Die dem Bescheid vom 25. Juli 2006 zugrunde liegende Rechtslage hat sich nicht nachträglich zugunsten des Klägers geändert.
Insbesondere führen ebenso wie der vorliegend einschlägige § 94b Abs. 5 Satz 2 SVG in der Fassung der Bekanntmachung vom 9. April 2002 auch § 94b Abs. 5 Satz 2 SVG in der Fassung vom 5. Februar 2009, § 94b Abs. 5 Satz 2 SVG in der Fassung vom 16. September 2009, § 94b Abs. 5 Satz 2 SVG in der Fassung vom 15. März 2012 und § 94b Abs. 5 Satz 2 SVG in der Fassung vom 4. August 2019 zur Anwendung von § 55b SVG in den Fassungen von 1987 und 1989 mit den in § 94b Abs. 5 Satz 2 SVG beschriebenen Maßgaben. § 55b Abs. 3 Satz 1 SVG in den hier maßgeblichen Fassungen von 1987 und 1989 verweist lediglich auf § 55b Abs. 1 Satz 1 SVG, nicht auch auf § 55b Abs. 1 Satz 3 SVG, nach welchem der Ruhensbetrag die von der zwischenstaatlichen oder überstaatlichen Einrichtung gewährte Versorgung nicht übersteigen darf.

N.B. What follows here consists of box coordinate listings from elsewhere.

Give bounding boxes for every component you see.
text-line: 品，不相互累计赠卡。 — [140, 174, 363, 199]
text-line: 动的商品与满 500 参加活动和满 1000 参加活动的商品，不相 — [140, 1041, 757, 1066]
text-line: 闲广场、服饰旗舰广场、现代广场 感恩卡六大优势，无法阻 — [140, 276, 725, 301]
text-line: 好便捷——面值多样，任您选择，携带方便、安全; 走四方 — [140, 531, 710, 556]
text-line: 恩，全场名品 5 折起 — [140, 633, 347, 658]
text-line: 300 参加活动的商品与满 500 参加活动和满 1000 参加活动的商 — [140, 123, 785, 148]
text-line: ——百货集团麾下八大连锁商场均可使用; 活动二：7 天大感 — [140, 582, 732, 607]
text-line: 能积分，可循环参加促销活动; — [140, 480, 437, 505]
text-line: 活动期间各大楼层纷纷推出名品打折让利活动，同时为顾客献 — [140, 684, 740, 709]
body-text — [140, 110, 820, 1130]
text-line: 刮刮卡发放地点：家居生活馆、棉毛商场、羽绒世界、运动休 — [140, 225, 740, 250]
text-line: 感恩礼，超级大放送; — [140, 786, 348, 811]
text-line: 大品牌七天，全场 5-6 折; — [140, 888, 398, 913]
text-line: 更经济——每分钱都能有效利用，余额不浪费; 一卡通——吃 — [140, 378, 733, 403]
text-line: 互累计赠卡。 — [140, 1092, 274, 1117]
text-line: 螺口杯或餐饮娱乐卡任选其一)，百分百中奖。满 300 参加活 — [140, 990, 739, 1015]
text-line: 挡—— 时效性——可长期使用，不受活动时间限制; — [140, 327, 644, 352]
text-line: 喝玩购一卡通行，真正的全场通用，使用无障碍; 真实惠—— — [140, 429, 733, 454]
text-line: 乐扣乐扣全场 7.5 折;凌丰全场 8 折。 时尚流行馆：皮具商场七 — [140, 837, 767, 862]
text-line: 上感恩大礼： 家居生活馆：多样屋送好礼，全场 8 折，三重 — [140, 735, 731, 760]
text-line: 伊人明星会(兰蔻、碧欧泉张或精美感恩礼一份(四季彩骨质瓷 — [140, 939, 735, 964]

Weder ist der Wortlaut des § 55b Abs. 3 Satz 1 SVG in den Fassungen von 1987 und 1989 einer zu einer Anwendung der Begrenzungsregelung des § 55b Abs. 1 Satz 3 SVG in den Fassungen von 1987 und 1989 führenden Auslegung zugänglich (vgl. BVerwG, U.v. 27.1.2011 – 2 C 25/09 – juris) noch ist eine solche Auslegung vor dem Hintergrund des Beschlusses des Bundesverfassungsgerichts vom 23. Mai 2017 – 2 BvL 10/11, 2 BvL 28/14 – angezeigt.
Der Kläger hat auch keinen Anspruch auf ein Wiederaufgreifen des Verfahrens im weiteren Sinne hinsichtlich des Ruhensbescheids vom 25. Juli 2006 nach §§ 51 Abs. 5, 48 Abs. 1 Satz 1, 49 Abs. 1 VwVfG.
Der Ruhensbescheid vom 25. Juli 2006 erweist sich – auch aus heutiger Sicht – als rechtmäßig, sodass § 48 Abs. 1 Satz 1 VwVfG bereits tatbestandlich nicht einschlägig ist. Ferner müsste der (rechtmäßige) Ruhensbescheid vom 25. Juli 2006 mit diesem Inhalt erneut erlassen werden (vgl. § 49 Abs. 1 VwVfG), sodass auch ein Widerruf ausscheidet. Insbesondere handelt es sich bei dem Versorgungsrecht der Beamten und Soldaten um eine strikt gesetzesgebundene Materie (vgl. auch BVerwG, B.v. 29.3.2019 – 2 B 50/18 – juris; OVG NW, U.v. 20.4.2018 – 1 A 282/07 – juris). Die dort geregelten Ansprüche mitsamt ihren Einschränkungen dürfen, auch wenn im Einzelfall Besonderheiten vorliegen sollten, prinzipiell nicht über den gesetzlich vorgesehenen Rahmen hinaus gewährt werden (OVG NW, U.v. 20.4.2018 – 1 A 282/07 – juris). Dass im Widerspruchsbescheid fälschlicherweise von der Anwendung der vom Bundesverwaltungsgericht in seinem Urteil vom 27. März 2008 – 2 C 30/06 – beanstandeten Berechnungsmethode für die Ermittlung des Ruhensbetrags und damit von der Rechtswidrigkeit des Bescheids vom 25. Juli 2006 ausgegangen wird – was in der mündlichen Verhandlung von der Beklagten allerdings ohnehin richtiggestellt wurde – kann dem Antrag des Klägers auf Neuverbescheidung seines Antrags vom 10. März 2014 daher nicht zum Erfolg verhelfen.
Nach alledem war die Klage mit der Kostenfolge des § 154 Abs. 1 VwGO abzuweisen.
Der Ausspruch über die vorläufige Vollstreckbarkeit der Kostenentscheidung beruht auf § 167 VwGO i.V.m. §§ 708 ff. ZPO.